What actions you should take if it is full blown alcoholism
If you cannot walk away from alcohol, then you have a serious issue. If you walk away from booze for months at a time, but always end up coming back to it and going on a binge that has devastating consequences, then you have a serious issue as well. This goes beyond a mere drinking problem and is full blown alcoholism.
Unfortunately, no one can tell you that you are an alcoholic. You must diagnose yourself.
This website is absolutely filled with suggestions about what an alcoholic should do and how they should try to live. If you have decided that you are a true alcoholic then you are ready to take some serious action.
That is the name of the game here: action. That is what you need if you are going to conquer your problem. You need action. Massive action.
Massive action is the key because if you only take a modest amount of action in regards to your alcoholism then you will surely relapse and continue to drink. The same is true if you take little action or no action at all. Those strategies will all lead to relapse.
Taking massive action means that you are willing to do some things in order to work on your problem. What you do is not nearly as important as the fact that you get motivated, take action, and follow through with even more action.
You can go to AA meetings if you want. But don’t just go to one. Go to several each day. Get involved. Start learning and soaking it all up.
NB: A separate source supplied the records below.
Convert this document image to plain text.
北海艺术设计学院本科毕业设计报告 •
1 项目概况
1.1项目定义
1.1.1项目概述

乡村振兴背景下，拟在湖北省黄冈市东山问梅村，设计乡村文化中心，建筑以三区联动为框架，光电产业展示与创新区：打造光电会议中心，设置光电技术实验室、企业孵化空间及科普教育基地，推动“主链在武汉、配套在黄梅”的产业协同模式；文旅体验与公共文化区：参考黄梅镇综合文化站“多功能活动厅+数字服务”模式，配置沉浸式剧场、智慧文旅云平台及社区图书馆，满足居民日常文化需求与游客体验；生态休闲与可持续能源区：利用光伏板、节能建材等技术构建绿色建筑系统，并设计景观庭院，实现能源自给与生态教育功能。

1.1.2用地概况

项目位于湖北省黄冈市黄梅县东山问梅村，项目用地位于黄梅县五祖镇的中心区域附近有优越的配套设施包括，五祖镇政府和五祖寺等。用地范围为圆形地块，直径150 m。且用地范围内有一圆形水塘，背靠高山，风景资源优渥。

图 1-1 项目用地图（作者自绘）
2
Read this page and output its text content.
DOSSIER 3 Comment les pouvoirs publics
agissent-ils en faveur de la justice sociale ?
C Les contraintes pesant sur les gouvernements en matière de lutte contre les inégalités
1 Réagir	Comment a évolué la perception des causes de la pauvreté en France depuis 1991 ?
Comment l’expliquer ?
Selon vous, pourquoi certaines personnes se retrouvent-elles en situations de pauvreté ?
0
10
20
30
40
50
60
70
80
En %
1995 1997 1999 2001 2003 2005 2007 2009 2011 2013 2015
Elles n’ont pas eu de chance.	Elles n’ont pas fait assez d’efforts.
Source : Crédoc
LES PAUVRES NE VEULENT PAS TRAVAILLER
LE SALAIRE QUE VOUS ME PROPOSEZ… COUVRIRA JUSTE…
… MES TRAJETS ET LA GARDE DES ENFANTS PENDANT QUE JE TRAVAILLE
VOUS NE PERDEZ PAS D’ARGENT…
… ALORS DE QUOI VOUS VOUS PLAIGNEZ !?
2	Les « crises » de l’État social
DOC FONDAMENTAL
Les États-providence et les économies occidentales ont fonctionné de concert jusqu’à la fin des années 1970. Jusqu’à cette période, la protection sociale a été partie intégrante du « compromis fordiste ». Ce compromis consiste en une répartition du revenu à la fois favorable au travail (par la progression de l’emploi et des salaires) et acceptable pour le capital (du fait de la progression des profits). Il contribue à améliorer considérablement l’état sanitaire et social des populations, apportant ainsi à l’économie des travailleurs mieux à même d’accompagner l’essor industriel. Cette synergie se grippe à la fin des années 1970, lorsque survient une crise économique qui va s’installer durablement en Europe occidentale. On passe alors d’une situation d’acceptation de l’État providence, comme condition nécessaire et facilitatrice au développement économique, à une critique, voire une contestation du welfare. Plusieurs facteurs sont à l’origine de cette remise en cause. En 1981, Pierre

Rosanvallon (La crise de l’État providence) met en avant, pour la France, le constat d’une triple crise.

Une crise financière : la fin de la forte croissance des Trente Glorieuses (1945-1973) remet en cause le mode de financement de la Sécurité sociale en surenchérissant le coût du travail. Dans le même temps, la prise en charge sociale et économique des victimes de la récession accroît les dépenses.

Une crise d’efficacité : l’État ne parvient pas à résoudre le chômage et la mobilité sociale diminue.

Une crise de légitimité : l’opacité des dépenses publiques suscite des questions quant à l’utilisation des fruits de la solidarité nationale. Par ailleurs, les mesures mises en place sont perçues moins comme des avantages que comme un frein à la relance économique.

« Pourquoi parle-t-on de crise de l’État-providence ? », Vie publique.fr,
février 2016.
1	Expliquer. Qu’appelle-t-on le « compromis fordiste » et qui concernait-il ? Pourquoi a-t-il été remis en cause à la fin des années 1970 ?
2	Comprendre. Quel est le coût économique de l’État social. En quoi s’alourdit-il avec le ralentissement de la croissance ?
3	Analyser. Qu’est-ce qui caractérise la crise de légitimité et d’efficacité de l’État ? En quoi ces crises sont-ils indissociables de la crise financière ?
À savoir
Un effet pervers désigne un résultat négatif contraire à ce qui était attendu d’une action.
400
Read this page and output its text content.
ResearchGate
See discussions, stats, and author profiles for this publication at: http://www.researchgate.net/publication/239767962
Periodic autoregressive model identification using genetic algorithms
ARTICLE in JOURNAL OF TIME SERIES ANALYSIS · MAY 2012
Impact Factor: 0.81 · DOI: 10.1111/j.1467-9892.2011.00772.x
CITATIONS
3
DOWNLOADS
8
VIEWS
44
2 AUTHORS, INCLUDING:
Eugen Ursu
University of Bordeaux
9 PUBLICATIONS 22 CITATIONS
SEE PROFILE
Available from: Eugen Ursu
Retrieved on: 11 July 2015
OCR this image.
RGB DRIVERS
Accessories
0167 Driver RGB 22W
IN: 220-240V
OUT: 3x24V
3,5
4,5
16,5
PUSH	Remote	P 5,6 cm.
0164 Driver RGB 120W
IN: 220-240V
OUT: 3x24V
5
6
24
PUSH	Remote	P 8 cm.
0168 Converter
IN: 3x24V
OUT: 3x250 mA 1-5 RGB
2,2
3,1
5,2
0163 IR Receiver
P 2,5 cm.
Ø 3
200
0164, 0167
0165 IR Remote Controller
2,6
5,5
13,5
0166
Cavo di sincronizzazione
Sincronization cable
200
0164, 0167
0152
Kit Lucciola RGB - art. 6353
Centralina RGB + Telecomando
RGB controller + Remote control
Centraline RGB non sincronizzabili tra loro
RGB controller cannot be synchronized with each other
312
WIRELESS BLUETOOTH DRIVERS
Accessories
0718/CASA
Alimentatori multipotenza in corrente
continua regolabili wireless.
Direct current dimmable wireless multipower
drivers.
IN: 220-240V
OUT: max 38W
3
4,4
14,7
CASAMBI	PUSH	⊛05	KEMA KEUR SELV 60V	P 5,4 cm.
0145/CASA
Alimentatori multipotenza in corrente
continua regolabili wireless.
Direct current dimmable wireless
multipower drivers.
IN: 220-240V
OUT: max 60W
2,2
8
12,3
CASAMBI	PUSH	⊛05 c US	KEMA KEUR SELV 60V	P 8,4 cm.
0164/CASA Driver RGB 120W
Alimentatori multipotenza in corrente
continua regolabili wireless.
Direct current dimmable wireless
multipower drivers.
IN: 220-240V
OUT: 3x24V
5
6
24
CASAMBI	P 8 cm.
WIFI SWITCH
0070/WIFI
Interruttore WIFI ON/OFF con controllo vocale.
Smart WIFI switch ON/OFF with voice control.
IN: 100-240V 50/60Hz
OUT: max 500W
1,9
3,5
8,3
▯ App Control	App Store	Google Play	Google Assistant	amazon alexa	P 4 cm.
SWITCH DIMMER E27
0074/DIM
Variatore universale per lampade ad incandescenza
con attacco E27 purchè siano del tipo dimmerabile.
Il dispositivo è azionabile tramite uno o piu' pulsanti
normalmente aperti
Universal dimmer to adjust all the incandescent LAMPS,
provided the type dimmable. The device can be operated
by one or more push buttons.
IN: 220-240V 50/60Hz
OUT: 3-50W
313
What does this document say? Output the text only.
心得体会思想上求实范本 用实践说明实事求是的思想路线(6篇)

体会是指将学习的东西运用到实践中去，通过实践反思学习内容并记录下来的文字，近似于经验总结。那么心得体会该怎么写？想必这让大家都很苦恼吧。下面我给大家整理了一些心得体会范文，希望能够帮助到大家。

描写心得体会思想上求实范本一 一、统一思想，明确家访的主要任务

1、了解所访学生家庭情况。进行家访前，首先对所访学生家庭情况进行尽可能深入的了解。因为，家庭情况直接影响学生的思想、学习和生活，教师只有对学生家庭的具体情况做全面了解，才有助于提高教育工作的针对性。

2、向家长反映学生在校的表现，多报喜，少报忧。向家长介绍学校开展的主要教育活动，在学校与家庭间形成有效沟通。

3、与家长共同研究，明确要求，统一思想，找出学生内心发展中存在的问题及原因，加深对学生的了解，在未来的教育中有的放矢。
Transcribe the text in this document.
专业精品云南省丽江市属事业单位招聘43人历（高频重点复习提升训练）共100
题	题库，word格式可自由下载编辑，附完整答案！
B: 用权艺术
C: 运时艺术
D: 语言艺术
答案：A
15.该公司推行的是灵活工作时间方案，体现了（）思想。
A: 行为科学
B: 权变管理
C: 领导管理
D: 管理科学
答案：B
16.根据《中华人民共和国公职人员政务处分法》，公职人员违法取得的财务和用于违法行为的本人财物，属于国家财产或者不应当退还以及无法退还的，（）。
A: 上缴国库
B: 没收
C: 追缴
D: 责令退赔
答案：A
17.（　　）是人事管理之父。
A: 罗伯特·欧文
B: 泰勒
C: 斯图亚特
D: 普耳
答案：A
Go way overboard with the program if you are going to use it. Seriously, it is the passion and the motivation that will save your life….not the program itself.
There are other paths as well. The exact path is not important. Only your intensity and conviction to uphold your sobriety is what matters. If you have intensity and conviction and can translate that into taking massive action, then you will do great in recovery.
If you are a full blown alcoholic then you need a full blown solution to your problem. This takes huge commitment and huge amounts of action.
1) Long term treatment. Living in rehab for months or even years.
2) Full commitment to 12 step fellowship. Several meetings per day, study the literature (not read it. Study it), deep involvement with the fellowship.
3) Intense counseling and therapy sessions. Followed up with major decisions, actually taking advice, and following through with the required actions.
4) A long term commitment to holistic health and continuous growth.
These are just broad examples and none of them necessarily constitute a full recovery program on their own. They are just given as examples to illustrate the intensity and action that you need in order to overcome alcoholism.